Temple in Chaozhou, Pingtung County, Taiwan

Chaolin Temple (朝林宮 (Cháolín Gōng)) is a temple located in Silin Village, Chaozhou Township, Pingtung County, Taiwan.

==History==
Chaolin Temple traces its history to the 1850s, when a farmer surnamed Chen sought to donate his land and construct a temple to Nezha. A feng shui practitioner advised against the temple's construction, and it was not built in Chen's lifetime. After the feng shui practitioner had also died, Nezha began appearing to Chen's descendants, warning of heavy rains if the temple was not constructed soon. The rains that came caused flooding, and the floods washed the coffin of the feng shui practitioner into a pond. The coffin circled the pond three times, then sank and vanished. A second origin story also involves floodwaters, in this case diverted by an apparition of a child, which saved the village.

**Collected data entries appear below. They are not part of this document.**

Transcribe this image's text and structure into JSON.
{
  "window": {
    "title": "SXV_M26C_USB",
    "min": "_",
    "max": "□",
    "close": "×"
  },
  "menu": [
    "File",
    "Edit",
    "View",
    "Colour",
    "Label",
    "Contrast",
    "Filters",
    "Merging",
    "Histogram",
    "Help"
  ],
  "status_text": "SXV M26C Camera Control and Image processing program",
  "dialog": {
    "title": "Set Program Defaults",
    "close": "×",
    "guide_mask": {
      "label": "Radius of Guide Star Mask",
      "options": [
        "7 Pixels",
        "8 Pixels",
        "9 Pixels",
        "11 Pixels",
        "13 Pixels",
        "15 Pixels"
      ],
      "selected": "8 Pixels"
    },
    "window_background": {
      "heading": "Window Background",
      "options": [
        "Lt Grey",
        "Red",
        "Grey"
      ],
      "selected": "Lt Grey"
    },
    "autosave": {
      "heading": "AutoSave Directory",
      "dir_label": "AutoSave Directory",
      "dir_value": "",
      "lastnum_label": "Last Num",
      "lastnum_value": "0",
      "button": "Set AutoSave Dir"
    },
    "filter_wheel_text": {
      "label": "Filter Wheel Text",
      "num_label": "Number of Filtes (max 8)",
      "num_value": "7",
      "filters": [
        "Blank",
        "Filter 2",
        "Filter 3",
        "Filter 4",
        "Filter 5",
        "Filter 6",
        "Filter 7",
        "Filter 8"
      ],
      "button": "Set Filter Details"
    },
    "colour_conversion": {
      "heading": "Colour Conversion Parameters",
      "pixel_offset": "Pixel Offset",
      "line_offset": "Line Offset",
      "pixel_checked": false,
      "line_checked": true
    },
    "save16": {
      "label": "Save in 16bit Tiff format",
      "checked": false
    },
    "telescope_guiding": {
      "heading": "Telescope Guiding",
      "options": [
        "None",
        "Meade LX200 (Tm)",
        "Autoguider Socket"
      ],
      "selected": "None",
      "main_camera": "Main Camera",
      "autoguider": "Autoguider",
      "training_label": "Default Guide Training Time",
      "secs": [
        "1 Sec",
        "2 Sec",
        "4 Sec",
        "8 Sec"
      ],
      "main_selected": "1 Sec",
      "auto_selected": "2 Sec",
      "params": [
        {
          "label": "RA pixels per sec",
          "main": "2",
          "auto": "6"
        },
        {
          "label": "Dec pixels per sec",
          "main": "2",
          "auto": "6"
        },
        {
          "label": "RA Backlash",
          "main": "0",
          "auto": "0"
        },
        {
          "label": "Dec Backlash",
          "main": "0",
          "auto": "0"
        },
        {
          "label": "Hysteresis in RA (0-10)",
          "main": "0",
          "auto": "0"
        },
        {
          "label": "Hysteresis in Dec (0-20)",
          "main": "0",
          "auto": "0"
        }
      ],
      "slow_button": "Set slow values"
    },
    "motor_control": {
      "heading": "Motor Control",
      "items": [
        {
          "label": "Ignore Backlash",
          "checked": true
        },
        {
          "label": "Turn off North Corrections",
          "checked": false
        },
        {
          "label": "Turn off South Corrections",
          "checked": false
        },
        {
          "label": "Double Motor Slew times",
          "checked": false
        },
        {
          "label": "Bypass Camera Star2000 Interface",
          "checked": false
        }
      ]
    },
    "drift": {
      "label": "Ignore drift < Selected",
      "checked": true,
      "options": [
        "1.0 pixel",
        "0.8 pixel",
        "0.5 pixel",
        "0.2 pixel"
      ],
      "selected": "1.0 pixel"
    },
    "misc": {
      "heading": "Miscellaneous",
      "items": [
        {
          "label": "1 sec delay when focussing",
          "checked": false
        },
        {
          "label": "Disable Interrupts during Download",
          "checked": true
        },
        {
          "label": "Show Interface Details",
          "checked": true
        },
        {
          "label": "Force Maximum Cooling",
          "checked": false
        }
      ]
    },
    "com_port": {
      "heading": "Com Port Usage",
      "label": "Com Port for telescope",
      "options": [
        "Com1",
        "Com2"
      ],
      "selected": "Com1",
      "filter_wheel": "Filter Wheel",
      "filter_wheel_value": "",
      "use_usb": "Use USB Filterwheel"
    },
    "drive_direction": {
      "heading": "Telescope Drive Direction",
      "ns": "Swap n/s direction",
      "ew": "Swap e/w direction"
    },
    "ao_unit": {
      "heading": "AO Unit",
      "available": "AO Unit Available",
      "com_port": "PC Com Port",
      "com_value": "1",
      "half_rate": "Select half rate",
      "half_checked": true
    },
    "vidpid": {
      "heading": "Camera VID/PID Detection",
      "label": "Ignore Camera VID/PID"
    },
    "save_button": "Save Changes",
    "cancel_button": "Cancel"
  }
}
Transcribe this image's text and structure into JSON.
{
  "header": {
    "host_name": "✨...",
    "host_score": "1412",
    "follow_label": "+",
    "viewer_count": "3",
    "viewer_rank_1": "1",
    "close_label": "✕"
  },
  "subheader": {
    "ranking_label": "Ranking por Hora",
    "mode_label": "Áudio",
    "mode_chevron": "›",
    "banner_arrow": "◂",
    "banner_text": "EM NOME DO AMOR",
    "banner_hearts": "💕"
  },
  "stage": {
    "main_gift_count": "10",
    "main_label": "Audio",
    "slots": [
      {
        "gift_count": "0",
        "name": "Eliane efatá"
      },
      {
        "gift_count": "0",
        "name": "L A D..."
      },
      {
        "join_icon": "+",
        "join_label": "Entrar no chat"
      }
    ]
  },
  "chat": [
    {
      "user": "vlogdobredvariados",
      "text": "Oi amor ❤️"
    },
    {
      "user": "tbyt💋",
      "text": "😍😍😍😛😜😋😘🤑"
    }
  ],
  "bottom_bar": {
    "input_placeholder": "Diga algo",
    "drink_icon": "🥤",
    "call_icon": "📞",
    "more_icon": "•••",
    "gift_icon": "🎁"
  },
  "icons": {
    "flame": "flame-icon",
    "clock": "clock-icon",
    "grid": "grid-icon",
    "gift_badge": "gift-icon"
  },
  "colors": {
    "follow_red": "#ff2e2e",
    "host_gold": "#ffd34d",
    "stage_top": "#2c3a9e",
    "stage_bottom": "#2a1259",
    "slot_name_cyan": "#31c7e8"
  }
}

Afterwards, local leaders collected funds to construct a temple, and the Chen family donated land for its construction.

Following the flood, Chaolin Temple was completed in 1909. However, during Japanese rule, Chinese folk religion was repressed. When the Kuomintang-led government required temples to be placed on a registry in 1973, township leader Chen Jung-chieh submitted Chaolin Temple under a neighboring address. A community and elder care program that had launched in 2006 is hosted at Chaolin Temple. Chaolin Temple was designated a historical site by the Pingtung County Government in 2006. The temple received its own address in 2020.